Mathias Kwame Ntow is a Ghanaian politician and member of the Seventh Parliament of the Fourth Republic of Ghana representing the Aowin Constituency in the Western Region on the ticket of the National Democratic Congress.

== Personal life ==
Elder Ntow is a Christian, a member of the Church of Pentecost. He is married to Mrs. Victoria Sam (with six children).

== Early life ==
Hon. Ntow was born in Nkwanta No. 2 on Monday, 11 November 1957. He attended the University of Winneba and had a Bachelor of Education Degree in Social Studies. He also had Teacher's Certificate A from the Enchi College of Education

Ntow graduated from University of Education Winneba with a Masters of Art in Human Rights in 2007.

== Career ==
Mr. Ntow is an Educationist by profession. He was also employed by GES (Principal Supt and Social Science Tutor, Enchi College of Education).

== Politics ==
Ntow is a member of the National Democratic Congress (NDC). In 2008, he contested for the Aowin seat on the ticket of the NDC for the fifth parliament of the fourth republic and won. He was the MP for Aowin Constituency, Western Region. He was also a member of parliament for the sixth and the seventh parliament of the fourth Republic of Ghana.

=== 2008 election ===
Ntow contested for Aowin constituency in the Western Region of Ghana on the ticket of the National Democratic Congress in the 2008 Ghanaian general election and won the parliamentary seat with 19,291 votes representing 54.09% of the total votes. He won the election over Samuel Adu Gyamfi of the New Patriotic Party who polled 15,393 votes representing 43.16%, parliamentary candidate for PNC Ebenezer Ebbi Kwaw Dankwa had 631 votes which is equivalent to 1.77% and parliamentary candidate for the Convention People's Party Martin Boadu had 347 votes representing 0.97% of the total votes.

==== 2012 election ====
Ntow was re-elected as a member of parliament for Aowin constituency in the Western Region of Ghana on the ticket of the National Democratic Congress during the 2012 Ghanaian general election. He was elected with 30,035 votes representing 56.67% of the total votes. He won the parliamentary seat over Samuel Adu Gyamfi of the New Patriotic Party, Solomon Appiah of IND, Abdu Hawa of PPP, and John Brew of the NDP. They obtained 21,030 votes, 756 votes, 700 votes, and 269 votes respectively, equivalent to 39.68%, 1.43%, 1.32%, and 0.51% of the total votes.

===== 2016 election =====
Ntow again contested the Aowin constituency in the Western Region of Ghana on the ticket of the National Democratic Congress in the 2016 Ghanaian general election and won the election with 22,385 representing 50.70% of the total votes.
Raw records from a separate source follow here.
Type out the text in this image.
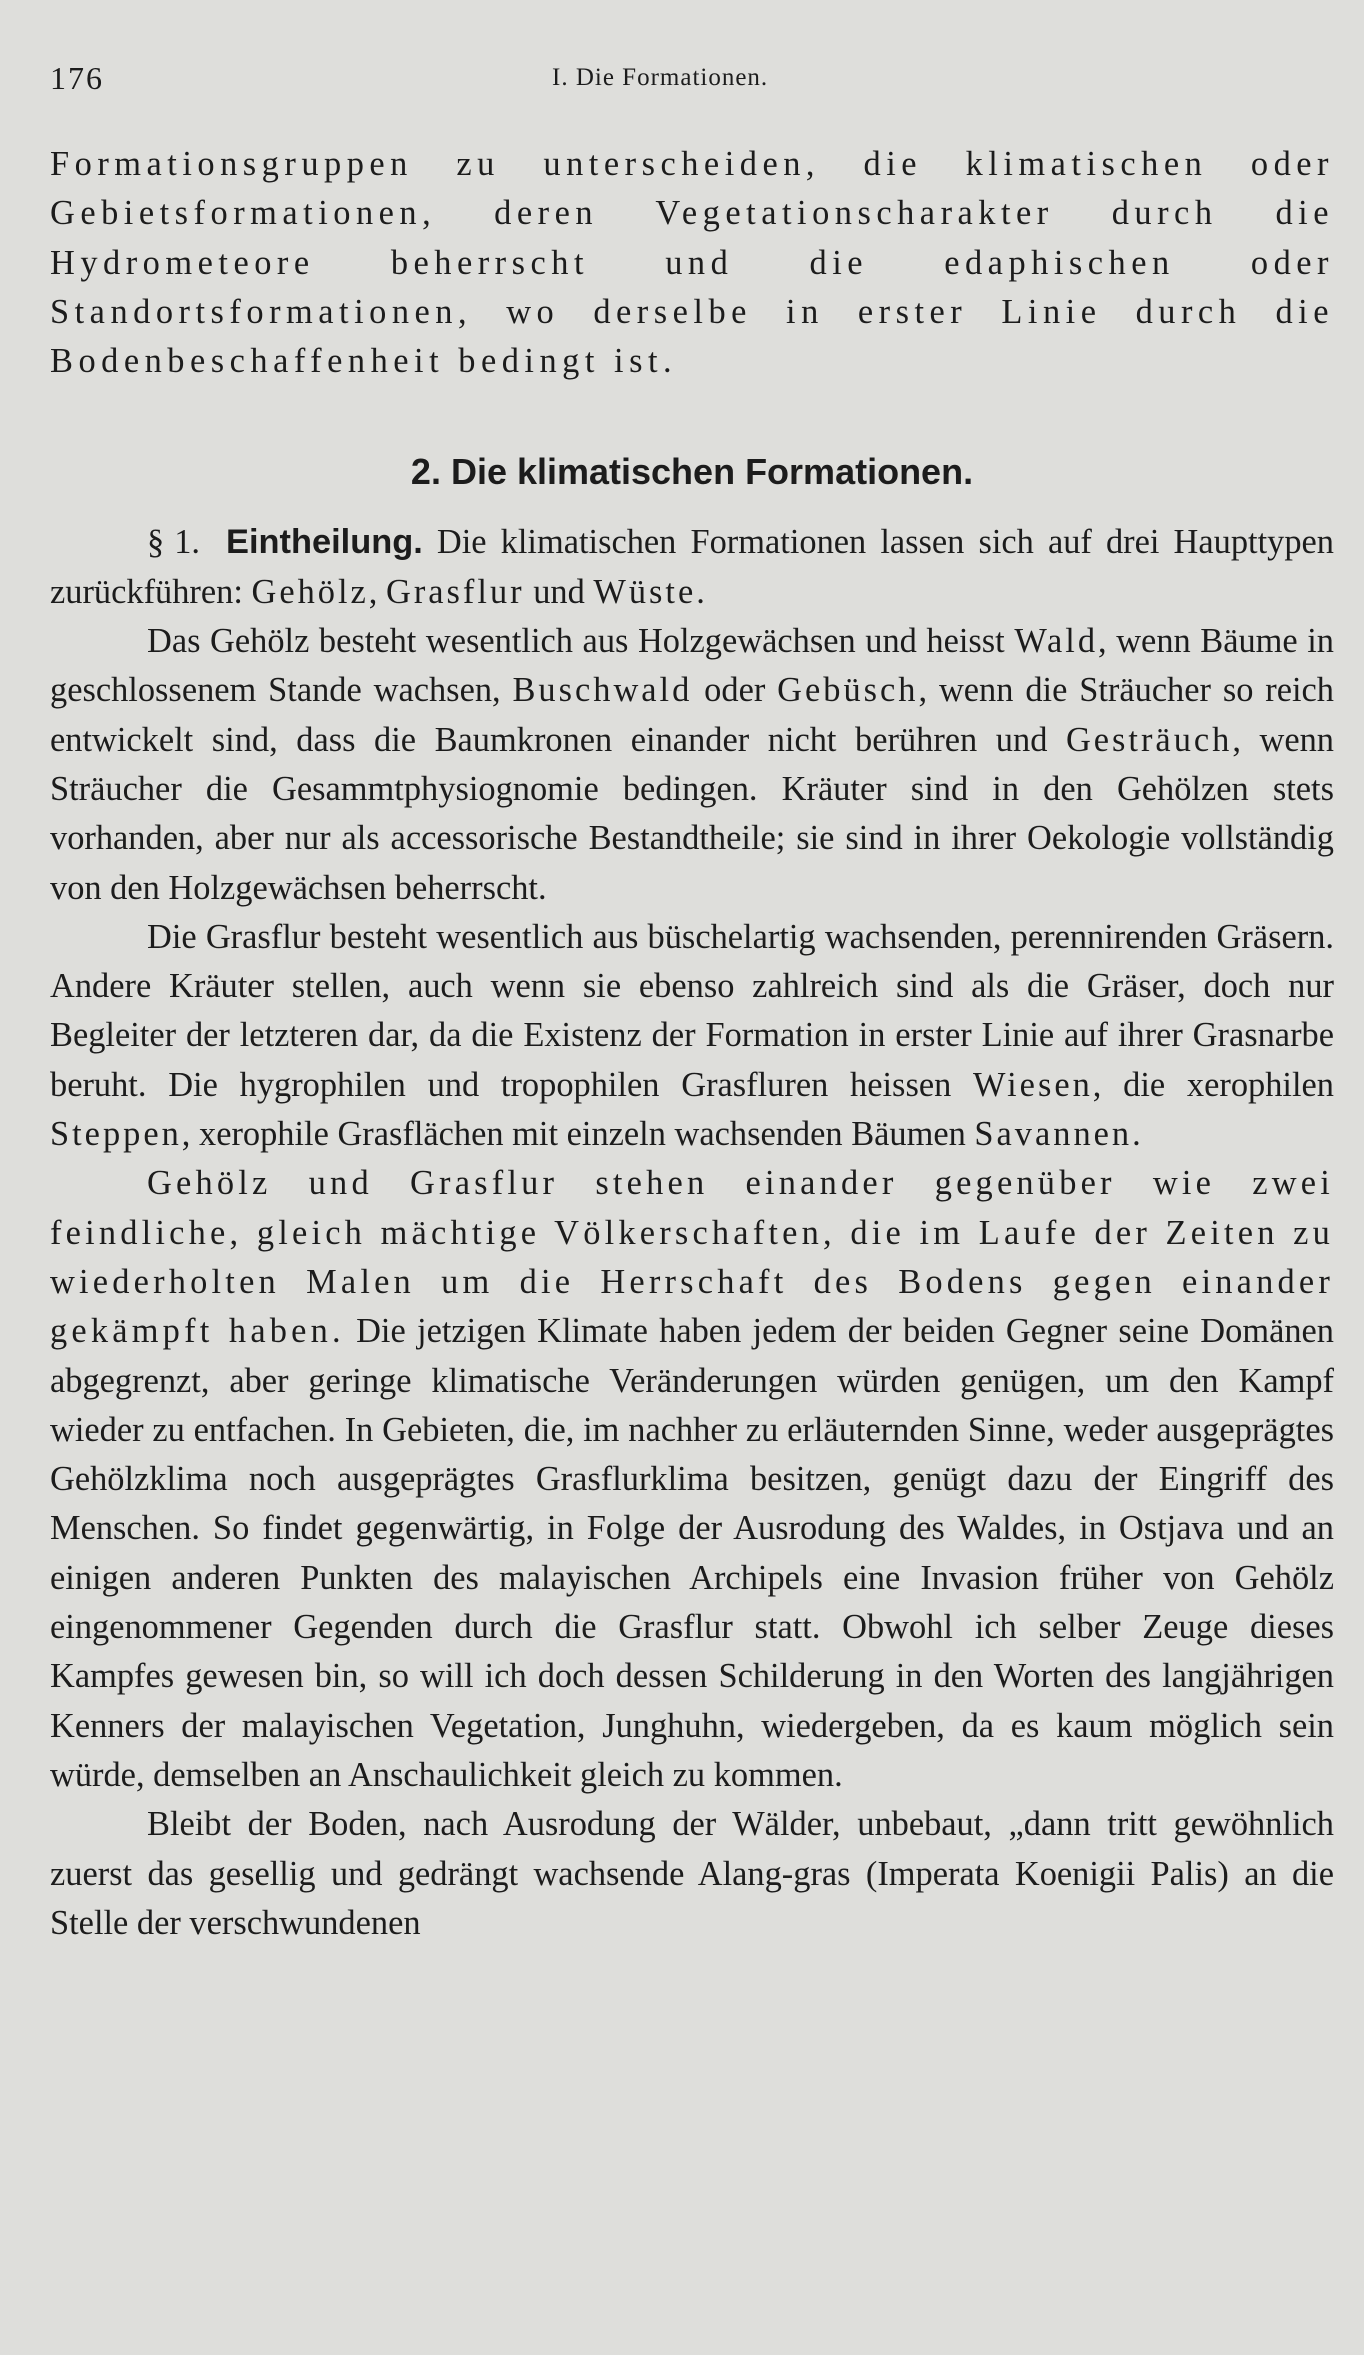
176	I. Die Formationen.

Formationsgruppen zu unterscheiden, die klimatischen oder Gebietsformationen, deren Vegetationscharakter durch die Hydrometeore beherrscht und die edaphischen oder Standortsformationen, wo derselbe in erster Linie durch die Bodenbeschaffenheit bedingt ist.

2. Die klimatischen Formationen.

§ 1. Eintheilung. Die klimatischen Formationen lassen sich auf drei Haupttypen zurückführen: Gehölz, Grasflur und Wüste.

Das Gehölz besteht wesentlich aus Holzgewächsen und heisst Wald, wenn Bäume in geschlossenem Stande wachsen, Buschwald oder Gebüsch, wenn die Sträucher so reich entwickelt sind, dass die Baumkronen einander nicht berühren und Gesträuch, wenn Sträucher die Gesammtphysiognomie bedingen. Kräuter sind in den Gehölzen stets vorhanden, aber nur als accessorische Bestandtheile; sie sind in ihrer Oekologie vollständig von den Holzgewächsen beherrscht.

Die Grasflur besteht wesentlich aus büschelartig wachsenden, perennirenden Gräsern. Andere Kräuter stellen, auch wenn sie ebenso zahlreich sind als die Gräser, doch nur Begleiter der letzteren dar, da die Existenz der Formation in erster Linie auf ihrer Grasnarbe beruht. Die hygrophilen und tropophilen Grasfluren heissen Wiesen, die xerophilen Steppen, xerophile Grasflächen mit einzeln wachsenden Bäumen Savannen.

Gehölz und Grasflur stehen einander gegenüber wie zwei feindliche, gleich mächtige Völkerschaften, die im Laufe der Zeiten zu wiederholten Malen um die Herrschaft des Bodens gegen einander gekämpft haben. Die jetzigen Klimate haben jedem der beiden Gegner seine Domänen abgegrenzt, aber geringe klimatische Veränderungen würden genügen, um den Kampf wieder zu entfachen. In Gebieten, die, im nachher zu erläuternden Sinne, weder ausgeprägtes Gehölzklima noch ausgeprägtes Grasflurklima besitzen, genügt dazu der Eingriff des Menschen. So findet gegenwärtig, in Folge der Ausrodung des Waldes, in Ostjava und an einigen anderen Punkten des malayischen Archipels eine Invasion früher von Gehölz eingenommener Gegenden durch die Grasflur statt. Obwohl ich selber Zeuge dieses Kampfes gewesen bin, so will ich doch dessen Schilderung in den Worten des langjährigen Kenners der malayischen Vegetation, Junghuhn, wiedergeben, da es kaum möglich sein würde, demselben an Anschaulichkeit gleich zu kommen.

Bleibt der Boden, nach Ausrodung der Wälder, unbebaut, „dann tritt gewöhnlich zuerst das gesellig und gedrängt wachsende Alang-gras (Imperata Koenigii Palis) an die Stelle der verschwundenen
He won the parliamentary seat over Samuel Adu Gyamfi of the New Patriotic Party who polled 20,780 votes which is equivalent to 47.06%, parliamentary candidate for the PPP Isaac Wilson Kwaw had 853 votes representing 1.93% and parliamentary candidate for the Convention People's Party Solomon Asamoah had 134 votes representing 0.30% of the total votes.